Just last month López Obrador was still holding a substantial lead over the other candidates. But in recent weeks his numbers have fallen, and a poll in the daily newspaper Reforma Tuesday had him behind Calderón for the first time. The poll, conducted before the debate, found 38 percent support for Calderón. López Obrador garnered 35 percent support, and Madrazo was behind with 23 percent.

For López Obrador, the drop in the poll numbers comes after increased sparring with his rivals, during which the fiery former mayor began referring to President Vicente Fox, who is constitutionally barred from running but is supporting Calderón, as a chachalaca - a large wild bird known for screeching loudly. Calderón, meanwhile, began running advertisements accusing López Obrador of being "a danger to Mexico" who would destroy the country's finances, taunting him for not having the courage to join the debate, and comparing him to firebrand Venezuelan President Hugo Chávez.

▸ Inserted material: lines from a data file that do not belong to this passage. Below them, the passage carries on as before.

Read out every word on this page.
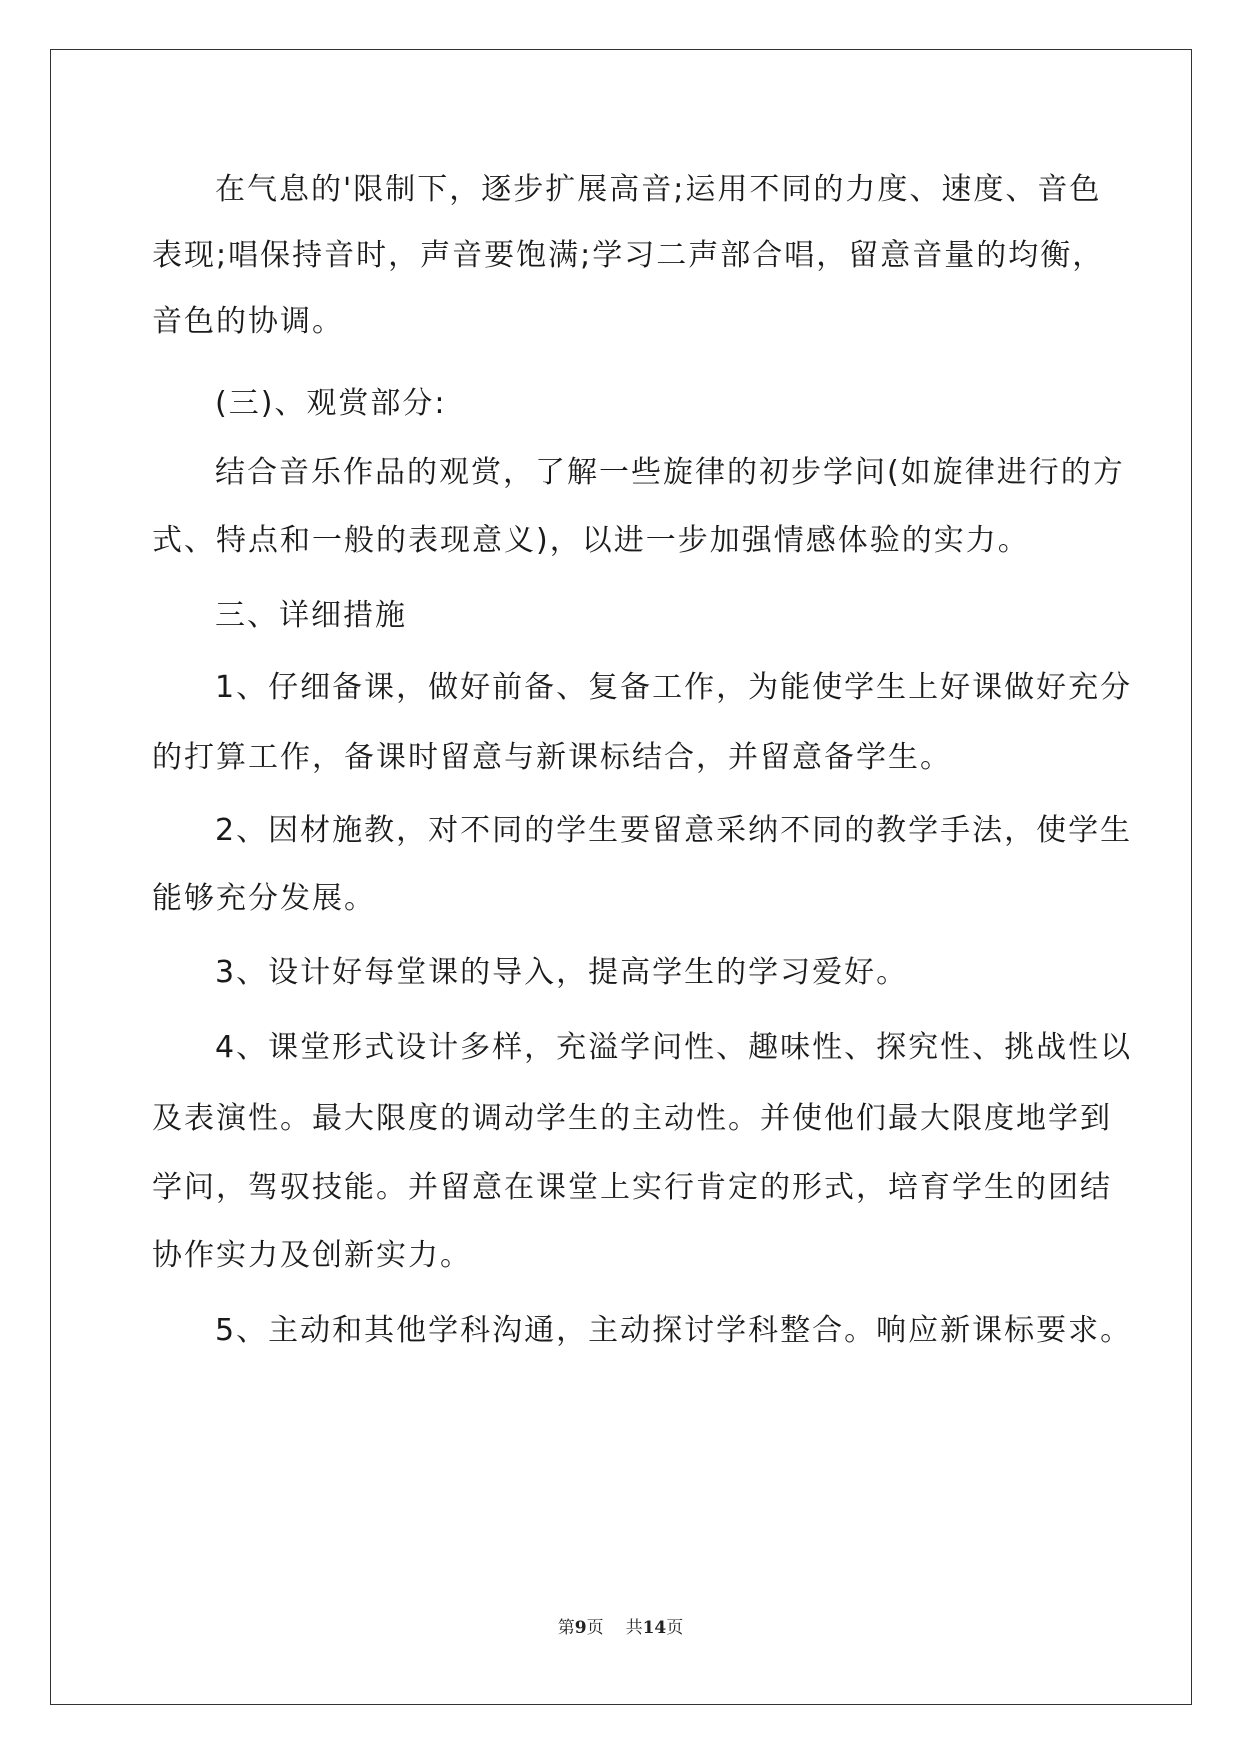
在气息的'限制下，逐步扩展高音;运用不同的力度、速度、音色

表现;唱保持音时，声音要饱满;学习二声部合唱，留意音量的均衡，

音色的协调。

(三)、观赏部分:

结合音乐作品的观赏，了解一些旋律的初步学问(如旋律进行的方

式、特点和一般的表现意义)，以进一步加强情感体验的实力。

三、详细措施

1、仔细备课，做好前备、复备工作，为能使学生上好课做好充分

的打算工作，备课时留意与新课标结合，并留意备学生。

2、因材施教，对不同的学生要留意采纳不同的教学手法，使学生

能够充分发展。

3、设计好每堂课的导入，提高学生的学习爱好。

4、课堂形式设计多样，充溢学问性、趣味性、探究性、挑战性以

及表演性。最大限度的调动学生的主动性。并使他们最大限度地学到

学问，驾驭技能。并留意在课堂上实行肯定的形式，培育学生的团结

协作实力及创新实力。

5、主动和其他学科沟通，主动探讨学科整合。响应新课标要求。

第9页 共14页
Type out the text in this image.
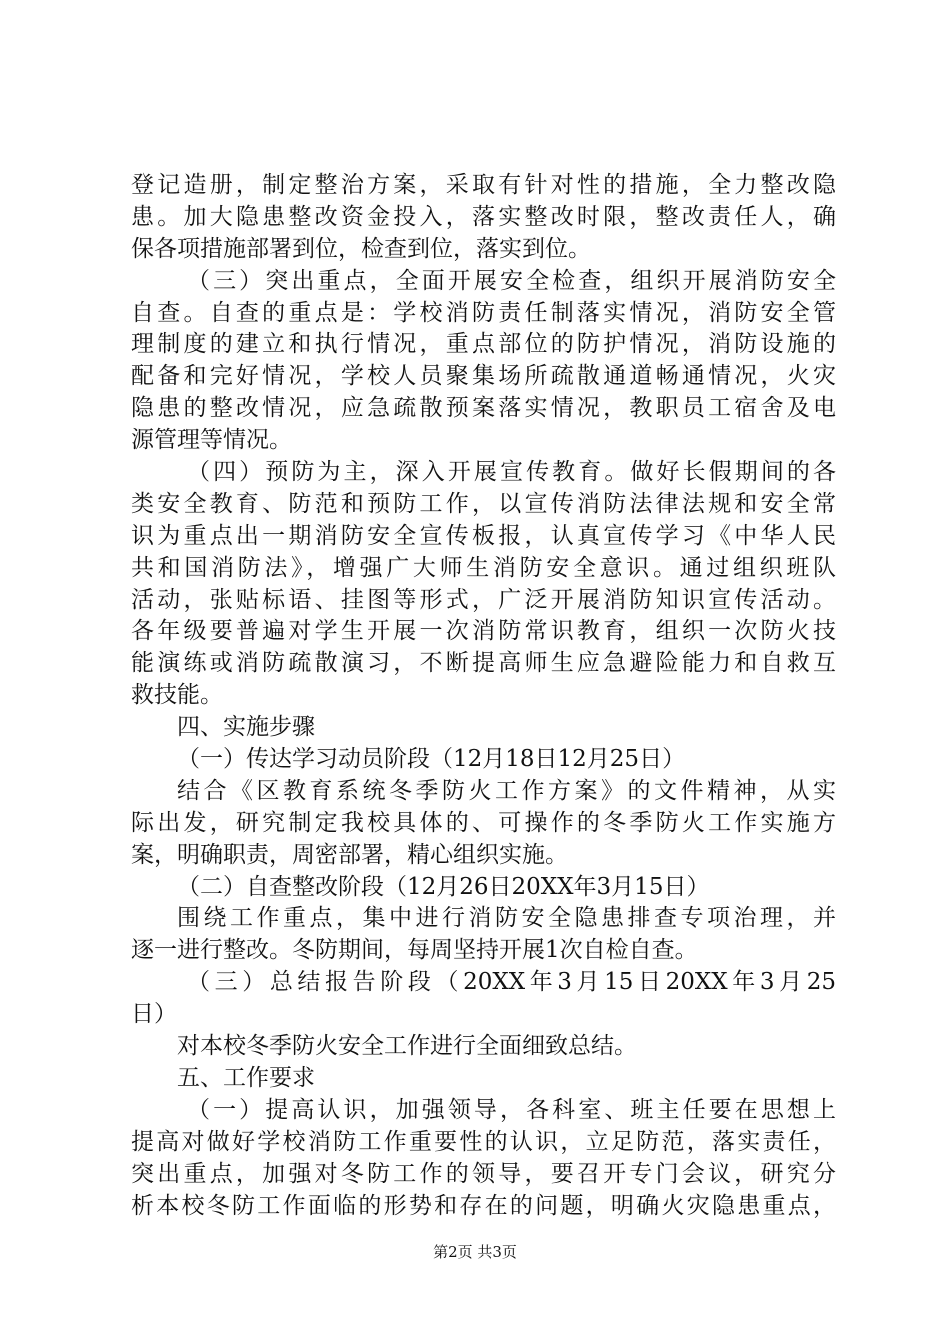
登记造册，制定整治方案，采取有针对性的措施，全力整改隐
患。加大隐患整改资金投入，落实整改时限，整改责任人，确
保各项措施部署到位，检查到位，落实到位。
（三）突出重点，全面开展安全检查，组织开展消防安全
自查。自查的重点是：学校消防责任制落实情况，消防安全管
理制度的建立和执行情况，重点部位的防护情况，消防设施的
配备和完好情况，学校人员聚集场所疏散通道畅通情况，火灾
隐患的整改情况，应急疏散预案落实情况，教职员工宿舍及电
源管理等情况。
（四）预防为主，深入开展宣传教育。做好长假期间的各
类安全教育、防范和预防工作，以宣传消防法律法规和安全常
识为重点出一期消防安全宣传板报，认真宣传学习《中华人民
共和国消防法》，增强广大师生消防安全意识。通过组织班队
活动，张贴标语、挂图等形式，广泛开展消防知识宣传活动。
各年级要普遍对学生开展一次消防常识教育，组织一次防火技
能演练或消防疏散演习，不断提高师生应急避险能力和自救互
救技能。
四、实施步骤
（一）传达学习动员阶段（12月18日12月25日）
结合《区教育系统冬季防火工作方案》的文件精神，从实
际出发，研究制定我校具体的、可操作的冬季防火工作实施方
案，明确职责，周密部署，精心组织实施。
（二）自查整改阶段（12月26日20XX年3月15日）
围绕工作重点，集中进行消防安全隐患排查专项治理，并
逐一进行整改。冬防期间，每周坚持开展1次自检自查。
（三）总结报告阶段（20XX年3月15日20XX年3月25
日）
对本校冬季防火安全工作进行全面细致总结。
五、工作要求
（一）提高认识，加强领导，各科室、班主任要在思想上
提高对做好学校消防工作重要性的认识，立足防范，落实责任，
突出重点，加强对冬防工作的领导，要召开专门会议，研究分
析本校冬防工作面临的形势和存在的问题，明确火灾隐患重点，
第2页 共3页
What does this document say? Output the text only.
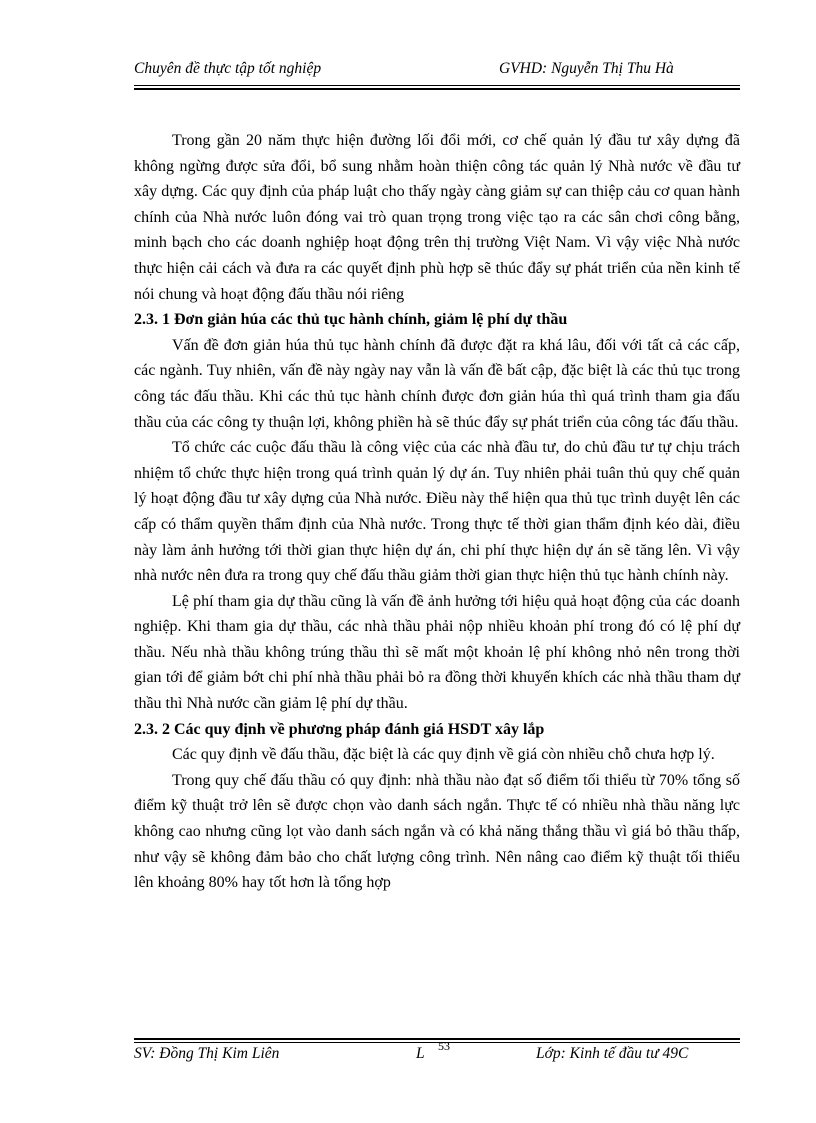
Chuyên đề thực tập tốt nghiệp	GVHD: Nguyễn Thị Thu Hà

Trong gần 20 năm thực hiện đường lối đổi mới, cơ chế quản lý đầu tư xây dựng đã không ngừng được sửa đổi, bổ sung nhằm hoàn thiện công tác quản lý Nhà nước về đầu tư xây dựng. Các quy định của pháp luật cho thấy ngày càng giảm sự can thiệp cảu cơ quan hành chính của Nhà nước luôn đóng vai trò quan trọng trong việc tạo ra các sân chơi công bằng, minh bạch cho các doanh nghiệp hoạt động trên thị trường Việt Nam. Vì vậy việc Nhà nước thực hiện cải cách và đưa ra các quyết định phù hợp sẽ thúc đẩy sự phát triển của nền kinh tế nói chung và hoạt động đấu thầu nói riêng

2.3. 1 Đơn giản húa các thủ tục hành chính, giảm lệ phí dự thầu

Vấn đề đơn giản húa thủ tục hành chính đã được đặt ra khá lâu, đối với tất cả các cấp, các ngành. Tuy nhiên, vấn đề này ngày nay vẫn là vấn đề bất cập, đặc biệt là các thủ tục trong công tác đấu thầu. Khi các thủ tục hành chính được đơn giản húa thì quá trình tham gia đấu thầu của các công ty thuận lợi, không phiền hà sẽ thúc đẩy sự phát triển của công tác đấu thầu.

Tổ chức các cuộc đấu thầu là công việc của các nhà đầu tư, do chủ đầu tư tự chịu trách nhiệm tổ chức thực hiện trong quá trình quản lý dự án. Tuy nhiên phải tuân thủ quy chế quản lý hoạt động đầu tư xây dựng của Nhà nước. Điều này thể hiện qua thủ tục trình duyệt lên các cấp có thẩm quyền thẩm định của Nhà nước. Trong thực tế thời gian thẩm định kéo dài, điều này làm ảnh hưởng tới thời gian thực hiện dự án, chi phí thực hiện dự án sẽ tăng lên. Vì vậy nhà nước nên đưa ra trong quy chế đấu thầu giảm thời gian thực hiện thủ tục hành chính này.

Lệ phí tham gia dự thầu cũng là vấn đề ảnh hưởng tới hiệu quả hoạt động của các doanh nghiệp. Khi tham gia dự thầu, các nhà thầu phải nộp nhiều khoản phí trong đó có lệ phí dự thầu. Nếu nhà thầu không trúng thầu thì sẽ mất một khoản lệ phí không nhỏ nên trong thời gian tới để giảm bớt chi phí nhà thầu phải bỏ ra đồng thời khuyến khích các nhà thầu tham dự thầu thì Nhà nước cần giảm lệ phí dự thầu.

2.3. 2 Các quy định về phương pháp đánh giá HSDT xây lắp

Các quy định về đấu thầu, đặc biệt là các quy định về giá còn nhiều chỗ chưa hợp lý.

Trong quy chế đấu thầu có quy định: nhà thầu nào đạt số điểm tối thiểu từ 70% tổng số điểm kỹ thuật trở lên sẽ được chọn vào danh sách ngắn. Thực tế có nhiều nhà thầu năng lực không cao nhưng cũng lọt vào danh sách ngắn và có khả năng thắng thầu vì giá bỏ thầu thấp, như vậy sẽ không đảm bảo cho chất lượng công trình. Nên nâng cao điểm kỹ thuật tối thiểu lên khoảng 80% hay tốt hơn là tổng hợp

SV: Đồng Thị Kim Liên	L 53	Lớp: Kinh tế đầu tư 49C
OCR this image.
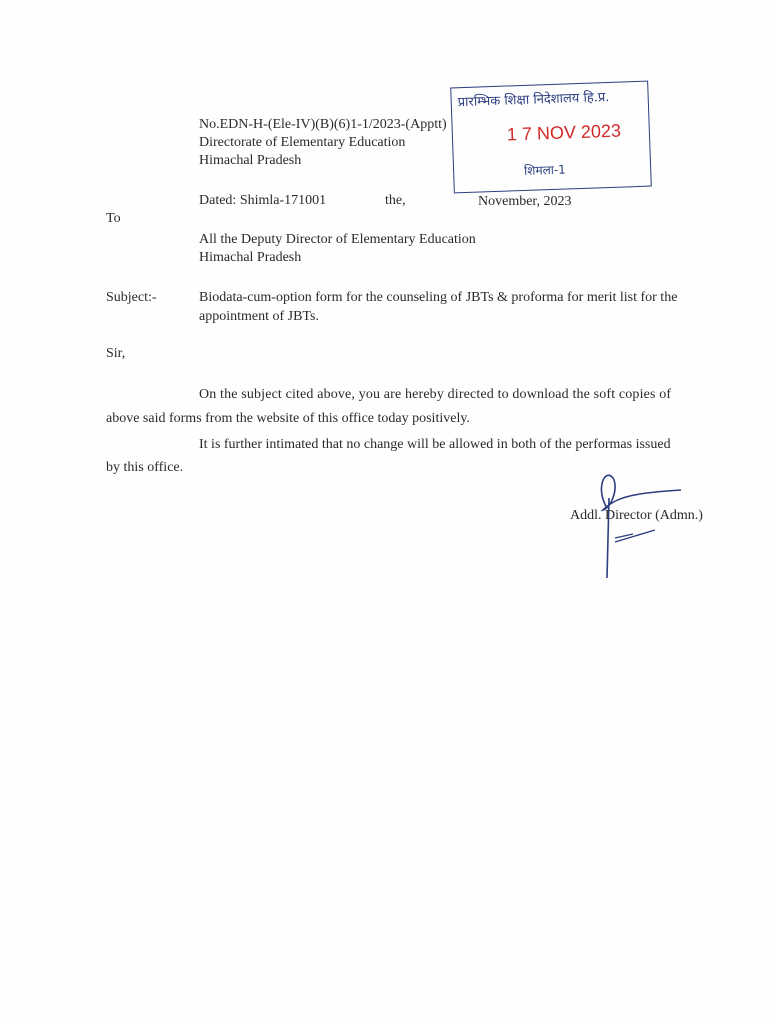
No.EDN-H-(Ele-IV)(B)(6)1-1/2023-(Apptt)
Directorate of Elementary Education
Himachal Pradesh
प्रारम्भिक शिक्षा निदेशालय हि.प्र.
1 7 NOV 2023
शिमला-1
Dated: Shimla-171001	the,	November, 2023
To
All the Deputy Director of Elementary Education
Himachal Pradesh
Subject:-	Biodata-cum-option form for the counseling of JBTs & proforma for merit list for the
appointment of JBTs.
Sir,
On the subject cited above, you are hereby directed to download the soft copies of
above said forms from the website of this office today positively.
It is further intimated that no change will be allowed in both of the performas issued
by this office.
Addl. Director (Admn.)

But pollster César Morones, director of the Institute of Marketing and Opinion, says Obrador's dip is temporary, and that his no-show at the debate will have no long-term impact on the July 2nd elections. "More people were watching a telenovela than the debate Tuesday," he says, referring to the popular soap operas and noting the lack of general interest in substantive political debate in the country.

A second debate, scheduled for June 6, is to focus on politics and government - public safety and corruption, governability, foreign relations, and immigration. López Obrador has promised to be there.

Ms. Harman is Latin America correspondent for the Monitor and USA Today.